Would it not be an egregious offense before Him for a leader in the Body of Christ such as yourself to not recognize that reality because of some personal wound, grudge, blindness or preference? And worse to then encourage other leaders towards similar mutiny equivalent?
To Enlow’s mind, Christians who oppose Trump are going down the same path that many others in the Bible did when they didn’t accept “who God sent as his key instrument” for their time. It led him to wonder, “Would not anyone championing “God” above honoring the leader this very God had chosen–actually be in rebellion to God?”
For Enlow, the answer to that question is a resounding yes. He warned Moore that she was “in resistance to God’s instrument of choice of the hour,” and that resistance was leading her to “champion foolishness against God.”
This sort of talk has been SOP in much of the evangelical world for four years, if not longer. If you go to a religious-right aligned church and you harbor even a few doubts about Trump, you’ve probably run smack dab into fatwas that opposing God’s “key instrument” is tantamount to opposing God himself. One of my friends, a left-leaning charismatic/Pentecostal like me, found this out the hard way. She was drummed out of the church where she’d spent her entire life because she supported Biden.
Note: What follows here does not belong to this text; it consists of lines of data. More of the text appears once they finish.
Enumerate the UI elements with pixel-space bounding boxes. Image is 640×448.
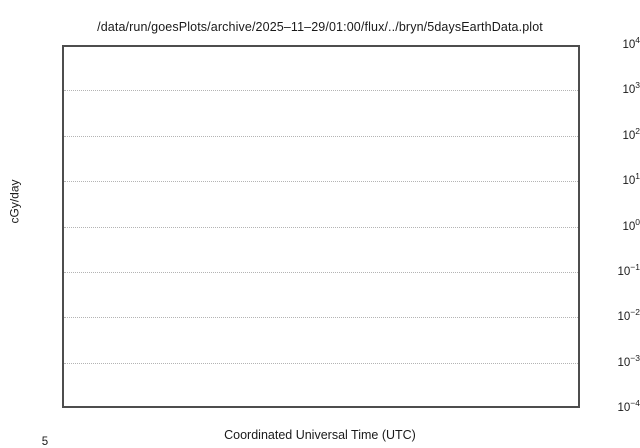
- y-axis-tick-label: 10−1: [617, 262, 640, 278]
- y-axis-tick-label: 10−3: [617, 352, 640, 369]
- y-axis-tick-label: 10−2: [617, 307, 640, 324]
- y-axis-tick-label: 100: [622, 216, 640, 233]
- y-axis-tick-label: 101: [622, 171, 640, 188]
- gridline: [64, 362, 578, 364]
- gridline: [64, 90, 578, 92]
- plot-inner-canvas: [64, 47, 578, 406]
- x-axis-tick-label-first: 5: [41, 436, 49, 447]
- y-axis-title: cGy/day: [7, 179, 22, 224]
- data-series-layer: [64, 47, 578, 406]
- y-axis-tick-label: 10−4: [617, 398, 640, 414]
- chart-title: /data/run/goesPlots/archive/2025–11–29/0…: [97, 20, 543, 34]
- plot-area: [62, 45, 580, 408]
- gridline: [64, 181, 578, 183]
- gridline: [64, 226, 578, 228]
- gridline: [64, 271, 578, 273]
- x-axis-title: Coordinated Universal Time (UTC): [224, 428, 416, 442]
- y-axis-tick-label: 103: [622, 80, 640, 97]
- gridline: [64, 135, 578, 137]
- y-axis-tick-label: 102: [622, 125, 640, 142]
- y-axis-tick-label: 104: [622, 35, 640, 51]
- gridline: [64, 317, 578, 319]
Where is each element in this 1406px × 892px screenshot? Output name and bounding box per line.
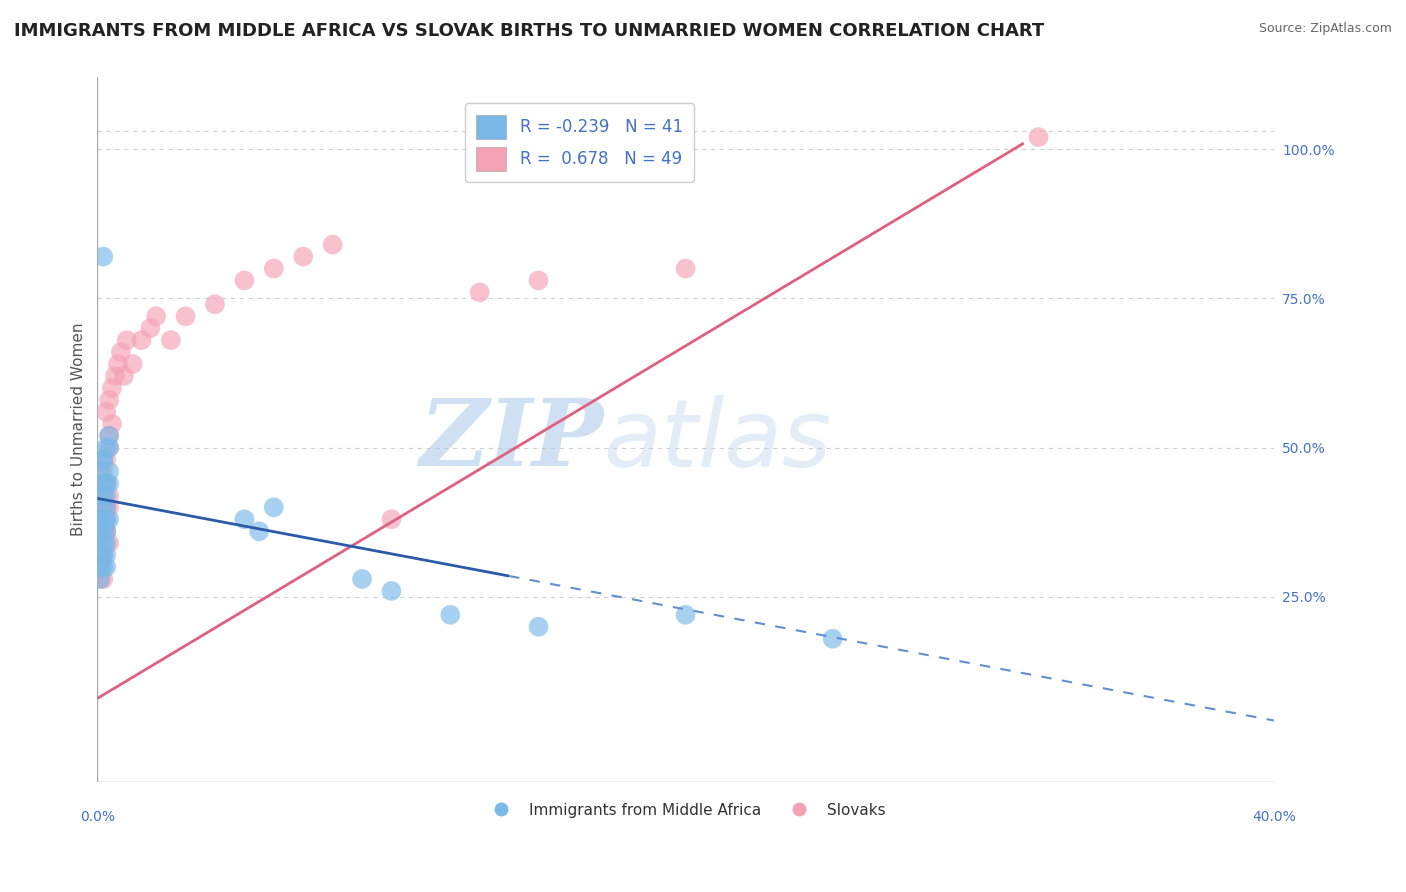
Point [204, 297, 226, 311]
Point [96, 548, 118, 562]
Point [96, 441, 118, 455]
Point [89, 548, 111, 562]
Point [160, 333, 183, 347]
Y-axis label: Births to Unmarried Women: Births to Unmarried Women [72, 323, 86, 536]
Point [131, 333, 153, 347]
Point [104, 369, 127, 384]
Point [96, 476, 118, 491]
Text: IMMIGRANTS FROM MIDDLE AFRICA VS SLOVAK BIRTHS TO UNMARRIED WOMEN CORRELATION CH: IMMIGRANTS FROM MIDDLE AFRICA VS SLOVAK … [14, 22, 1045, 40]
Point [439, 607, 461, 622]
Point [263, 500, 285, 515]
Point [527, 273, 550, 287]
Point [89, 560, 111, 574]
Point [98, 428, 121, 442]
Point [91, 512, 114, 526]
Point [675, 607, 697, 622]
Point [96, 560, 118, 574]
Point [468, 285, 491, 300]
Point [91, 512, 114, 526]
Point [98, 441, 121, 455]
Text: 40.0%: 40.0% [1251, 810, 1296, 824]
Point [352, 572, 374, 586]
Point [98, 512, 121, 526]
Point [96, 452, 118, 467]
Point [96, 500, 118, 515]
Point [96, 524, 118, 539]
Point [89, 572, 111, 586]
Point [91, 250, 114, 264]
Point [91, 465, 114, 479]
Text: Source: ZipAtlas.com: Source: ZipAtlas.com [1258, 22, 1392, 36]
Point [1028, 130, 1050, 145]
Point [98, 428, 121, 442]
Point [96, 524, 118, 539]
Text: atlas: atlas [603, 395, 831, 486]
Point [821, 632, 844, 646]
Point [96, 476, 118, 491]
Point [527, 620, 550, 634]
Point [145, 310, 167, 324]
Point [380, 512, 402, 526]
Point [174, 310, 197, 324]
Point [91, 452, 114, 467]
Point [1322, 273, 1344, 287]
Point [91, 548, 114, 562]
Point [110, 345, 132, 359]
Point [233, 273, 256, 287]
Point [380, 583, 402, 598]
Point [675, 261, 697, 276]
Point [91, 572, 114, 586]
Point [98, 488, 121, 502]
Point [247, 524, 270, 539]
Legend: Immigrants from Middle Africa, Slovaks: Immigrants from Middle Africa, Slovaks [479, 797, 891, 823]
Point [91, 524, 114, 539]
Point [96, 512, 118, 526]
Point [96, 488, 118, 502]
Point [101, 381, 124, 395]
Point [107, 357, 129, 371]
Text: ZIP: ZIP [419, 395, 603, 485]
Point [89, 465, 111, 479]
Point [98, 476, 121, 491]
Point [98, 441, 121, 455]
Point [91, 536, 114, 550]
Point [91, 452, 114, 467]
Point [96, 512, 118, 526]
Point [98, 500, 121, 515]
Point [89, 548, 111, 562]
Point [89, 512, 111, 526]
Point [263, 261, 285, 276]
Point [91, 488, 114, 502]
Point [89, 524, 111, 539]
Point [91, 560, 114, 574]
Point [96, 500, 118, 515]
Point [91, 524, 114, 539]
Point [98, 536, 121, 550]
Point [98, 392, 121, 407]
Point [89, 560, 111, 574]
Point [96, 500, 118, 515]
Point [91, 536, 114, 550]
Point [121, 357, 143, 371]
Point [101, 417, 124, 431]
Point [292, 250, 315, 264]
Point [96, 524, 118, 539]
Point [91, 488, 114, 502]
Point [322, 237, 344, 252]
Point [96, 405, 118, 419]
Point [91, 500, 114, 515]
Point [98, 465, 121, 479]
Point [89, 536, 111, 550]
Point [233, 512, 256, 526]
Point [91, 548, 114, 562]
Point [96, 476, 118, 491]
Text: 0.0%: 0.0% [80, 810, 115, 824]
Point [96, 536, 118, 550]
Point [139, 321, 162, 335]
Point [91, 476, 114, 491]
Point [115, 333, 138, 347]
Point [89, 572, 111, 586]
Point [112, 369, 135, 384]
But there’s a good sign this bullying campaign didn’t work. According to exit polls, 72 percent of white evangelicals voted for Trump. As ludicrously high as that number is, that’s still a nine percent drop from his 2016 numbers. Given that Trump made little to no effort to broaden his base, even a small downtick in his base would have been lethal. As it turned out, the dropoff in white evangelical support for Trump is almost double Biden’s 4.8 point lead in the popular vote.
The numbers don’t lie, folks. Despite four years of ham-handed bullying, a significant portion of evangelicals looked at Trump and didn’t see a “key instrument” for God. They saw a man who ran this country like a crime boss. And contrary to what Enlow would have you believe, they weren’t rebelling against God. They were rebelling against a man who was a clear, present, and existential threat to the republic.